Over the last few days I’ve been reminded of two valuable lessons—persistence and tolerance or ‘keeping your cool’. The lesson of persistence came from seventeen month-old Essie. The lesson of composure came from my ten year old mini doxie, Snickers—which equals seventy in dog years.
Essie , who heard “Esther Kathleen, leave that poor dog alone” more times than even I can count over the last few days, was fascinated with Snickers’ nose and whiskers. She’d rub them every chance she got. That, and kiss her over and over and over again. Esther’s persistence in her pursuit of making Snickers her friend was unwavering…and successful.
Snickers, whose fondness for children used to be described as ‘tolerant at best’ usually put herself out of reach of little hands, buried her face in a pillow, and adopted the attitude of if-I-ignore-them-they’ll-go-away. Not this time. Essie would pet Snickers’ nose and whiskers, Snickers would turn the opposite direction—putting her face out of reach. No problem for Essie—she’d just move to the other side.
I know some of you are thinking so what? My dog does that, too.
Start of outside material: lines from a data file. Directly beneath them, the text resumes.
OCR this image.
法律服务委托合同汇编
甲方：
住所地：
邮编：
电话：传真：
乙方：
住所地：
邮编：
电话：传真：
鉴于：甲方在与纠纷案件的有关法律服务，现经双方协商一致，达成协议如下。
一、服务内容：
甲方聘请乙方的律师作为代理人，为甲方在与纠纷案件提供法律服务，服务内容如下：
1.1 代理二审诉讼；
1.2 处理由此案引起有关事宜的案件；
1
But here’s the thing—there was a day not so long ago when Essie’s actions would have resulted in bared teeth, growling, and yes, even snapping at her. But thanks to Essie’s perseverance, as well as that of Mackenzie, Macy, Reuben, and Laney, Snickers has learned to be more tolerant and receptive of little hands and clumsy kisses on the top of her head. She even greets them with a wagging tail and a kiss of her own now days….well, most of the time.
As parents we can learn a lot from both the toddler and the dog.
Persistence: Don’t give in to your children’s whining, fits, and tantrums. Your persistent insistence (say that three times really fast) on good behavior will pay off. Giving in (even once in a while) leaves you with a whiny, spoiled, and disrespectful child and teenager with an over-inflated sense of entitlement. Be persistent in letting your child know they have your unconditional love. Be persistent in helping your child become the best possible ‘them’. Be their advocate, but not their rescuer. In other words, stand up for them when you should, but don’t shield them from the consequences of their actions.
Tolerance: Little hands, little minds, and little hearts are overflowing with the need and desire to help and learn by working side by side with you. So…slow down, don’t insist on perfection, and take every advantage of these moments while you have the chance to enjoy them. Don’t lose your cool when your kids ‘wash’ the car or ‘clean up’ the kitchen. Their eyes don’t see what you see and their hearts truly are in the right place. Be tolerant of less-than-perfect grade cards and spelling tests. No one is perfect. Not even you or your child. Besides, their best (not the best) is all you have the right to expect. Don’t lose your cool when your teenager acts out and talks back. Instead, be cool, calm, collected, and firm when letting them know this kind of behavior will not be tolerated.
So there you have it—two valuable lessons from two pint-sized teachers.